My point? Pyromania affects all sorts of people, and yes, this kid urgently needs help to prevent something even worse happening in the future.

Giovanni said...

This is a complicated issue, beyond whether a kid should be sent to jail or not. It’s about the nature of good and bad, and the choices we make for ourselves. You can always tell with a kid, especially boys, around the age of 12 which way they are going to go, up or down: some to the streets and the gangs and to prison, and the others to a more normal, crime free life. I look back at all of my childhood friends and it was obvious at that age where they were headed, some to college, others to the school of hard knocks, Rikers Island, eventually graduating to Upstate University a/k/a The Big House.

But 12 years old was the real turning point.
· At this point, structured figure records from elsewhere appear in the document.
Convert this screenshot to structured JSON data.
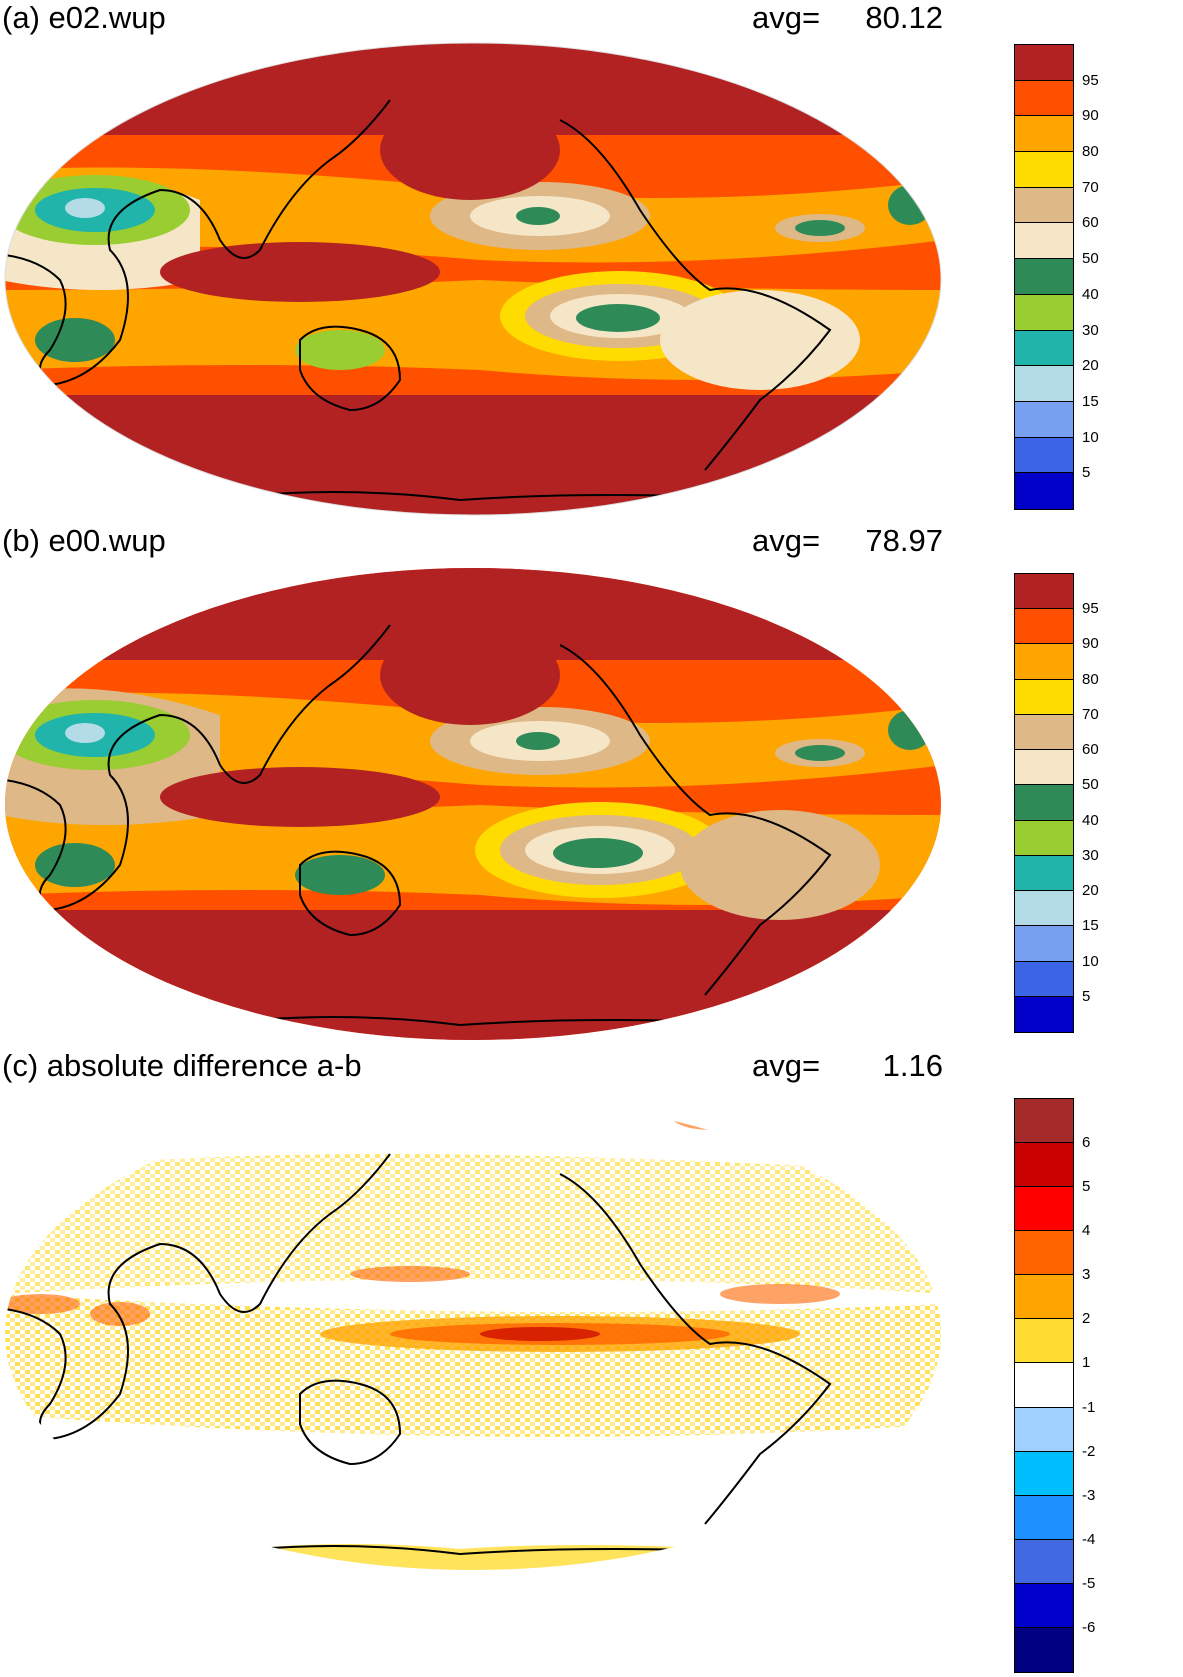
{
  "panels": [
    {
      "id": "a",
      "title": "(a) e02.wup",
      "avg_label": "avg=",
      "avg_value": "80.12",
      "colorbar": {
        "colors": [
          "#0000c8",
          "#3c64e6",
          "#78a0f0",
          "#b4dce6",
          "#20b4aa",
          "#9acd32",
          "#2e8b57",
          "#f5e6c8",
          "#deb887",
          "#ffdc00",
          "#ffa500",
          "#ff5000",
          "#b22222"
        ],
        "labels": [
          "5",
          "10",
          "15",
          "20",
          "30",
          "40",
          "50",
          "60",
          "70",
          "80",
          "90",
          "95"
        ]
      }
    },
    {
      "id": "b",
      "title": "(b) e00.wup",
      "avg_label": "avg=",
      "avg_value": "78.97",
      "colorbar": {
        "colors": [
          "#0000c8",
          "#3c64e6",
          "#78a0f0",
          "#b4dce6",
          "#20b4aa",
          "#9acd32",
          "#2e8b57",
          "#f5e6c8",
          "#deb887",
          "#ffdc00",
          "#ffa500",
          "#ff5000",
          "#b22222"
        ],
        "labels": [
          "5",
          "10",
          "15",
          "20",
          "30",
          "40",
          "50",
          "60",
          "70",
          "80",
          "90",
          "95"
        ]
      }
    },
    {
      "id": "c",
      "title": "(c) absolute difference a-b",
      "avg_label": "avg=",
      "avg_value": "1.16",
      "colorbar": {
        "colors": [
          "#000080",
          "#0000cd",
          "#4169e1",
          "#1e90ff",
          "#00bfff",
          "#a0d0ff",
          "#ffffff",
          "#ffdc32",
          "#ffa500",
          "#ff6400",
          "#ff0000",
          "#c80000",
          "#a52a2a"
        ],
        "labels": [
          "-6",
          "-5",
          "-4",
          "-3",
          "-2",
          "-1",
          "1",
          "2",
          "3",
          "4",
          "5",
          "6"
        ]
      }
    }
  ]
}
It’s when your develop a conscience, or never do, It Is up to that kid, at that age, which way he wants to go. Almost all of the ones who went to the dark side ended up dead or in jail.

One of my best friends who was recently released from prison, after spending half of his adult life behind bars, died suddenly just a few weeks after he got out (this time on a credit card cloning and identity theft scam) from a combination of Covid and his lifelong obesity and poorly treated medical conditions. His friends and family did all they could to keep him off the streets, to help get him the help he needed, jobs, money, friendship and counseling, but every time he went to jail his crimes just escalated, with him finally molesting his own daughter and ending up on the sex offender registry. It was such a waste of a life, and a burden for everyone who knew hm, including the five children he leaves behind.

But one thing I do know is that I felt safer every time he was put behind bars. He set up many of his own friends for burglaries, myself included. He would always deny having anything to do with it and often got away with his crimes. It ls sad that we have jails and prisons, but there are some people that cannot be reformed, who are on a path for life that leads them to victimize countless other people.

I hope this incident somehow turns this kids life around, but how many kids do you know who have burned down a store? He could have killed many people, destroyed a business. He deserves some serious punishment, or else he will never learn.

Anonymous said...

It's so easy to be magnanimous about other people's property. It's so easy to be generous with other people's money. If any one of you who are suggesting that the (accused) arsonist is just troubled and that jail isn't the answer and hey--maybe he should be required to work in the re-opened store (as if)--if any one of you had *your* business or home destroyed by a 13-year-old arsonist, I'd bet you'd be finding it a bit harder to feel as charitably as you do.

k8 said...

I love how people are saying he should work in the shop. I wouldn't want this kid working in my business after he burnt it down. Just saying.... get him in a program for troubled kids and have him clean some garbage off on-ramps in January. Have him tour Rikers for a day.